Em Dezembro, o embaixador da China, Cai Run, afirmou que Portugal “assume uma atitude mais aberta sobre o investimento externo”, em comparação com os outros países europeus. De acordo com a Lusa, o embaixador tem a expectativa de ver reforçada “a cooperação entre as empresas portuguesas e os investidores chineses nas áreas de cooperação da capacidade produtiva, cooperação marítima [há um forte interesse nos Açores], de empreendedorismo, de medicina tradicional chineses, de turismo e de educação”.
Na sua análise, apresentada na faculdade Nova SBE (com o apoio do escritório de advogados Cuatrecasas e da Câmara de Comércio e Indústria Luso-Chinesa), e cuja cerimónia foi encerrada pelo ministro da Economia, Ivana Casaburi identifica as tendências de negócio.

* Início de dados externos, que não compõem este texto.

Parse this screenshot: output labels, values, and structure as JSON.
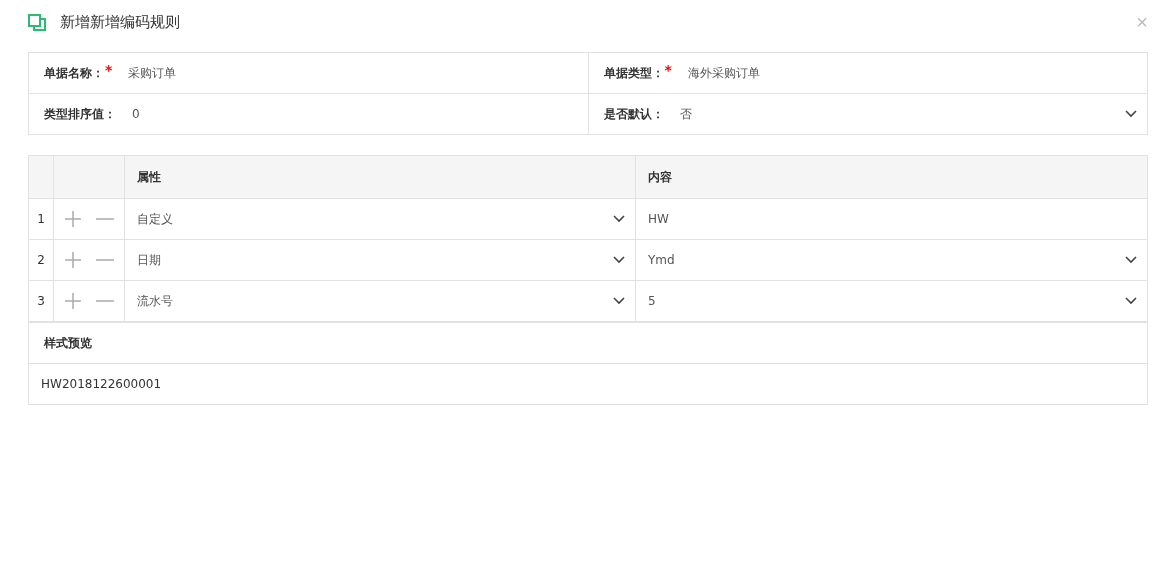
{
  "dialog": {
    "title": "新增新增编码规则",
    "close": "×"
  },
  "form": {
    "rows": [
      [
        {
          "label": "单据名称：",
          "required_mark": "*",
          "kind": "text",
          "value": "采购订单"
        },
        {
          "label": "单据类型：",
          "required_mark": "*",
          "kind": "text",
          "value": "海外采购订单"
        }
      ],
      [
        {
          "label": "类型排序值：",
          "kind": "text",
          "value": "0"
        },
        {
          "label": "是否默认：",
          "kind": "select",
          "value": "否"
        }
      ]
    ]
  },
  "rules": {
    "columns": [
      "属性",
      "内容"
    ],
    "rows": [
      {
        "index": "1",
        "property": "自定义",
        "content": {
          "kind": "text",
          "value": "HW"
        }
      },
      {
        "index": "2",
        "property": "日期",
        "content": {
          "kind": "select",
          "value": "Ymd"
        }
      },
      {
        "index": "3",
        "property": "流水号",
        "content": {
          "kind": "select",
          "value": "5"
        }
      }
    ]
  },
  "preview": {
    "heading": "样式预览",
    "value": "HW2018122600001"
  }
}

Numa altura em que se espera a concretização da entrada de investidores de Macau, via KNJ, no grupo Controlinveste (dono do Diário de Notícias, Jornal de Notícias e TSF), esta investigadora considera que os próximos negócios podem ocorrer em três grandes dimensões. Uma é a área da energia/tratamento de resíduos, onde, aliás, já estão presentes.
Em 2013, a Beijing Enterprises Water Group comprou, por 95 milhões, a Compagnie Générale des Eaux Portugal, que opera sob a marca Veolia. Depois, no final do no passado, foi anunciada a aquisição da espanhola Urbaser por parte da Firion (do grupo estatal chinês China Energy Conservation and Environmental Protection).
Assim, acabaram por ser parceiros indirectos da Mota-Engil, já que a empresa espanhola detinha 38,5% da Suma, controlada pelo grupo português e dona da EGF – Empresa Geral do Fomento.
Outro universo é o das empresas de média dimensão com boas marcas e internacionalizadas, com destaque para as agro-alimentares presentes no mercado do vinho e do azeite. Por fim, há o sector do desporto e lazer, incluindo grupos hoteleiros, empresas ligadas aos negócios do golfe e clubes de futebol.
Ao PÚBLICO, Ivana Casaburi destaca que a tendência, em geral, é para que o tempo que decorre entre as negociações e o fecho do negócio seja cada vez mais curto, e que os valores das operações sejam cada vez maiores. E antevê um interesse acrescido das empresas chinesas, privadas, nos países do Sul da Europa: Itália, Espanha, Grécia e Portugal.